Entreri held no illusions that Rai-guy and Kimmuriel, or their henchmen, had been caught in that catastrophe. They were too quick and too cunning. He could only hope that the wreckage had diverted them long enough for he and Jarlaxle to get far enough away. He didn’t know the extent of his wounds, but he knew that they hurt badly, and that he felt very weak. The last thing he needed then was another fight with the wizard and psionicist or with a swordsman as skilled as Berg’inyon Baenre.
Fortunately, no pursuit became evident as the minutes turned to an hour, and both horses and riders had to slow to a stop, fully exhausted. In his head, Entreri heard the chanting promises of Crenshinibon, whispering to him to construct another tower then and there for shelter and rest.
He almost did it and wondered for a moment why he was even thinking of disagreeing with the Crystal Shard, whose methods seemed to lead to the very same goals that he now held himself.

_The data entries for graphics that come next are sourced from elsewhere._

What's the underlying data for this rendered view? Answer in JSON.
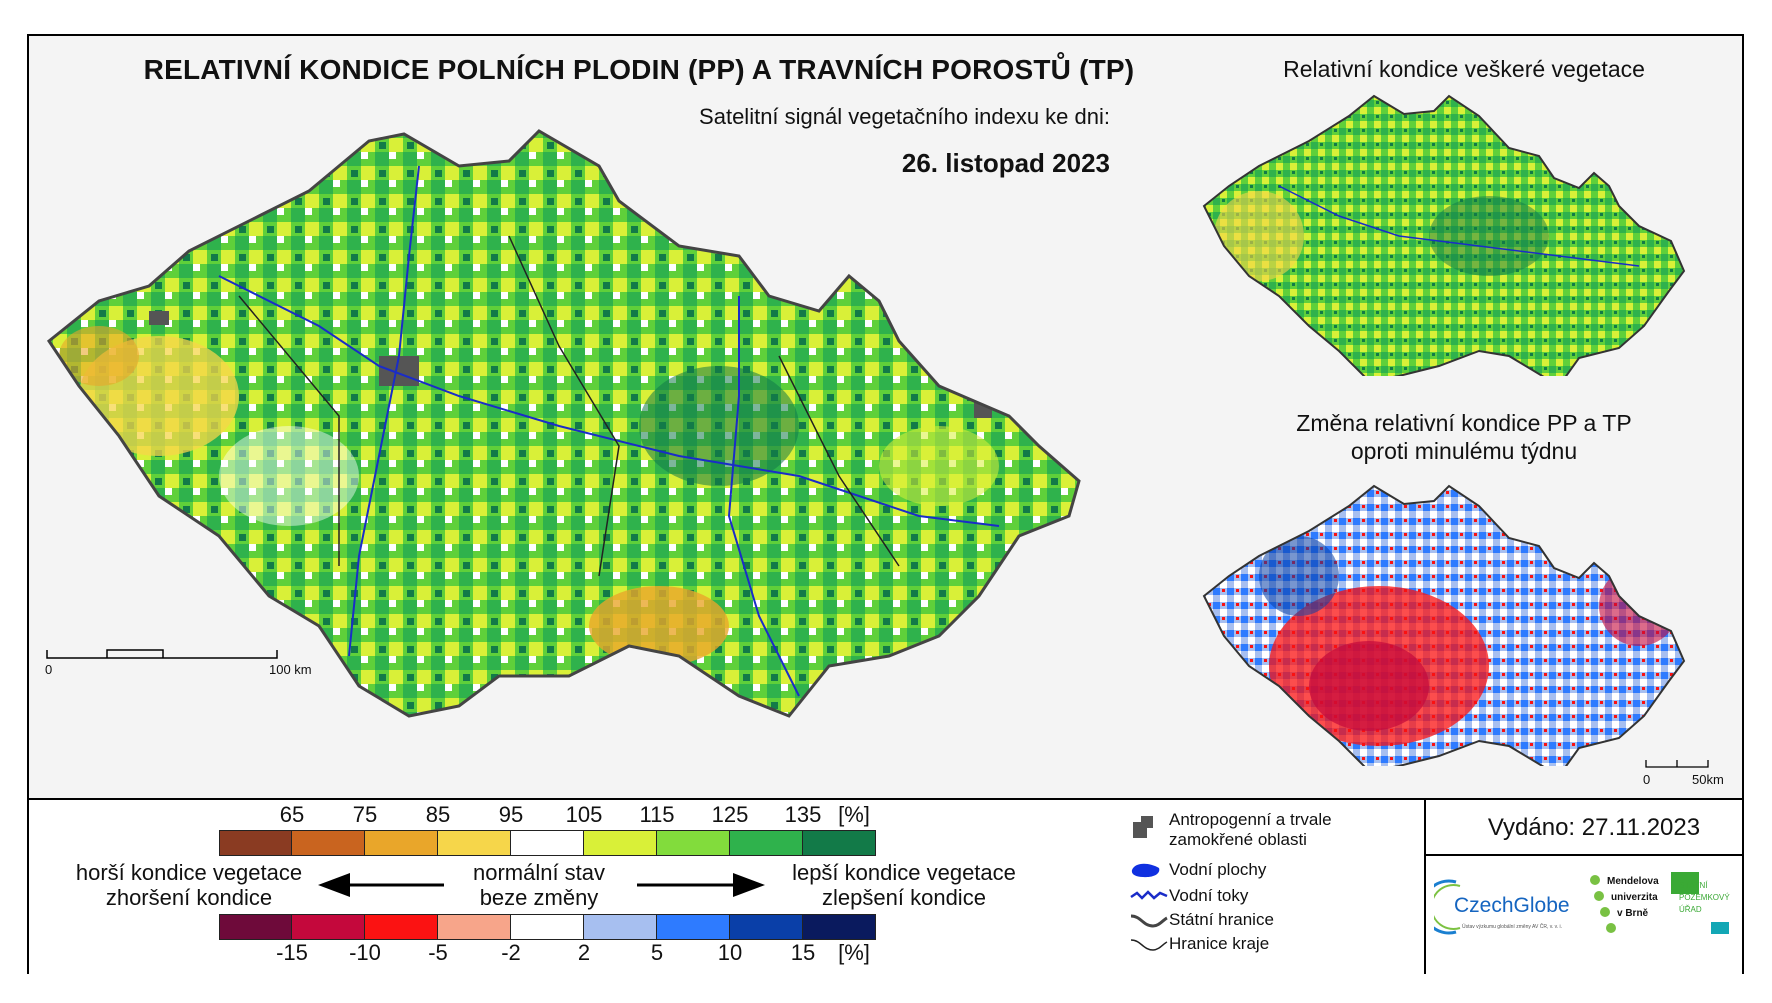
{
  "header": {
    "title": "RELATIVNÍ KONDICE POLNÍCH PLODIN (PP) A TRAVNÍCH POROSTŮ (TP)",
    "subtitle": "Satelitní signál vegetačního indexu ke dni:",
    "date": "26. listopad 2023"
  },
  "side_maps": {
    "top_title": "Relativní kondice veškeré vegetace",
    "bottom_title_line1": "Změna relativní kondice PP a TP",
    "bottom_title_line2": "oproti minulému týdnu"
  },
  "scale_main": {
    "start": "0",
    "end": "100 km"
  },
  "scale_small": {
    "start": "0",
    "end": "50km"
  },
  "legend_condition": {
    "ticks": [
      "65",
      "75",
      "85",
      "95",
      "105",
      "115",
      "125",
      "135",
      "[%]"
    ],
    "colors": [
      "#8a3b22",
      "#c9641f",
      "#e9a62a",
      "#f6d64a",
      "#ffffff",
      "#d9f038",
      "#82dc3c",
      "#2fb24c",
      "#127a48"
    ]
  },
  "legend_change": {
    "ticks": [
      "-15",
      "-10",
      "-5",
      "-2",
      "2",
      "5",
      "10",
      "15",
      "[%]"
    ],
    "colors": [
      "#6e0a3a",
      "#c4083c",
      "#fb1212",
      "#f7a58a",
      "#ffffff",
      "#a7bff0",
      "#2e7bff",
      "#0a3fa8",
      "#0a1a5e"
    ]
  },
  "captions": {
    "worse_line1": "horší kondice vegetace",
    "worse_line2": "zhoršení kondice",
    "normal_line1": "normální stav",
    "normal_line2": "beze změny",
    "better_line1": "lepší kondice vegetace",
    "better_line2": "zlepšení kondice"
  },
  "key": {
    "anthropogenic_line1": "Antropogenní a trvale",
    "anthropogenic_line2": "zamokřené oblasti",
    "water_areas": "Vodní plochy",
    "water_streams": "Vodní toky",
    "state_border": "Státní hranice",
    "region_border": "Hranice kraje"
  },
  "issued": "Vydáno: 27.11.2023",
  "logos": {
    "czechglobe": "CzechGlobe",
    "czechglobe_sub": "Ústav výzkumu globální změny AV ČR, v. v. i.",
    "mendel_line1": "Mendelova",
    "mendel_line2": "univerzita",
    "mendel_line3": "v Brně",
    "spu_line1": "STÁTNÍ",
    "spu_line2": "POZEMKOVÝ",
    "spu_line3": "ÚŘAD"
  }
}
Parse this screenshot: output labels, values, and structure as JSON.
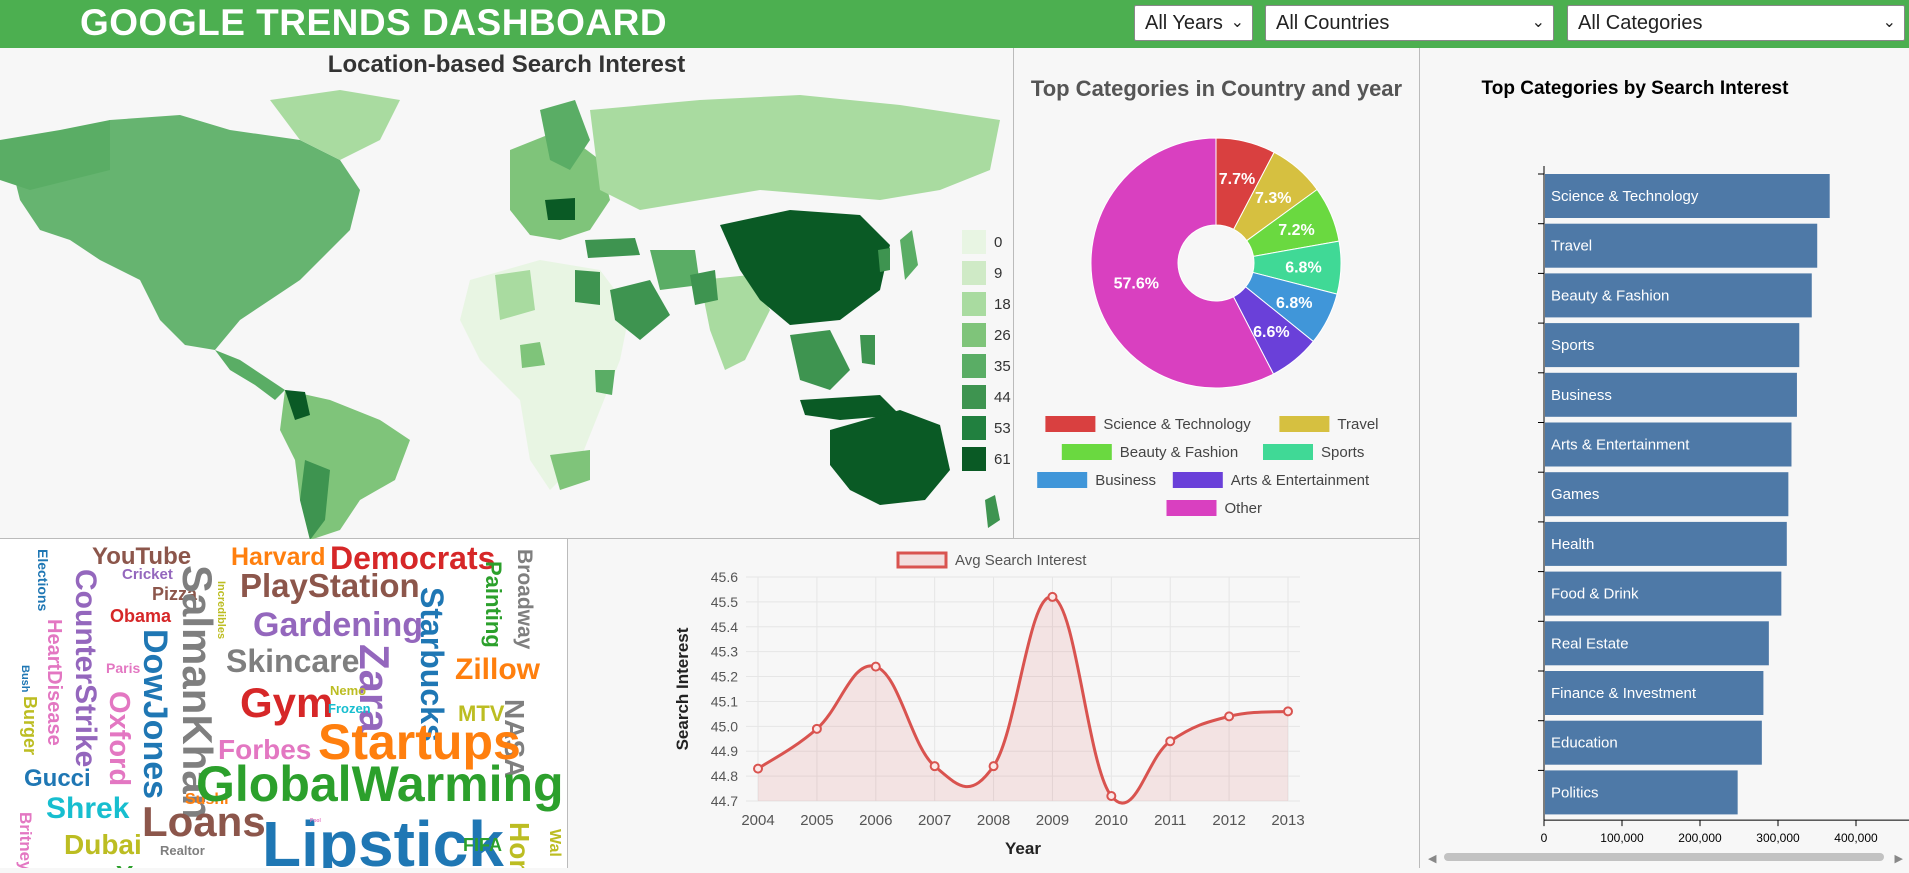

With a smile of comprehension that seemed more a grimace to the pained assassin, Entreri dismissed the notion. Crenshinibon was clever indeed, sneaking always around the edges of opposition.
Besides, Artemis Entreri had not run away from Dallabad Oasis into the open desert unprepared. He slipped down from his horse, to find that he could hardly stand. Still, he managed to slip his backpack off his shoulders and drop it to the ground before him, then drop to one knee and pull at the strings.